Sentence embedding models with multilingual support

If you need the best models for semantic search that support more than one language then here are some cool ones that will give you similar embeddings for the same text in different languages. You are not required to specify the input language. These models can find semantically similar sentences within the same or different languages. The multilingual model distiluse-base-multilingual-cased-v1 works well for clustering and semantic search and supports 15 languages. Another model paraphrase-multilingual-MiniLM-L12-v2 is compatible with the same tasks, provides support for more than 50 languages, and is even lighter than the first one. You can simply plug in the model in the repository provided earlier and use them.

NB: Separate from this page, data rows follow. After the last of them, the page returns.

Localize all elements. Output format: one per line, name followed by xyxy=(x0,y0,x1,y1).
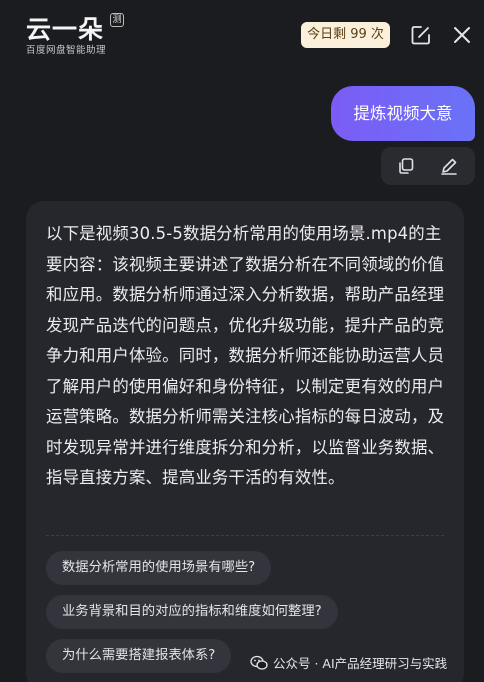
answer-card: 以下是视频30.5-5数据分析常用的使用场景.mp4的主要内容：该视频主要讲述了… xyxy=(26,201,464,682)
suggestion-chip[interactable]: 数据分析常用的使用场景有哪些? xyxy=(46,551,272,585)
wechat-icon xyxy=(250,655,268,670)
quota-badge: 今日剩 99 次 xyxy=(301,22,390,48)
user-message-bubble: 提炼视频大意 xyxy=(331,86,475,141)
message-toolbar xyxy=(381,147,475,185)
logo-subtitle: 百度网盘智能助理 xyxy=(26,45,107,56)
close-icon[interactable] xyxy=(451,24,473,46)
logo-badge: 测 xyxy=(110,13,124,27)
pencil-icon[interactable] xyxy=(439,156,459,176)
divider xyxy=(46,535,444,536)
edit-icon[interactable] xyxy=(410,24,432,46)
suggestion-chip[interactable]: 业务背景和目的对应的指标和维度如何整理? xyxy=(46,595,338,629)
copy-icon[interactable] xyxy=(396,156,416,176)
suggestion-chip[interactable]: 为什么需要搭建报表体系? xyxy=(46,639,232,673)
answer-text: 以下是视频30.5-5数据分析常用的使用场景.mp4的主要内容：该视频主要讲述了… xyxy=(46,224,445,487)
header: 云一朵 测 百度网盘智能助理 今日剩 99 次 xyxy=(0,0,484,72)
logo: 云一朵 测 百度网盘智能助理 xyxy=(26,10,126,56)
watermark-text: 公众号 · AI产品经理研习与实践 xyxy=(273,656,448,671)
footer-watermark: 公众号 · AI产品经理研习与实践 xyxy=(250,653,447,672)
logo-title: 云一朵 xyxy=(26,15,105,44)
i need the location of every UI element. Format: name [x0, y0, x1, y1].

Sentence and image embedding model

These models can embed images and text into a joint vector space. They are useful for text-to-image search, image-to-image search, image clustering, and zero-shot image classification. Clip-ViT-B-32-multilingual-v1 multilingual adaptation of the OpenAI CLIP-ViT-B32 model. It maps text (in 50+ languages) and images into a common dense vector space, ensuring that matching texts and images are closely aligned. This is pretty lightweight and will work if plugged into the provided code.

Have fun experimenting with different models.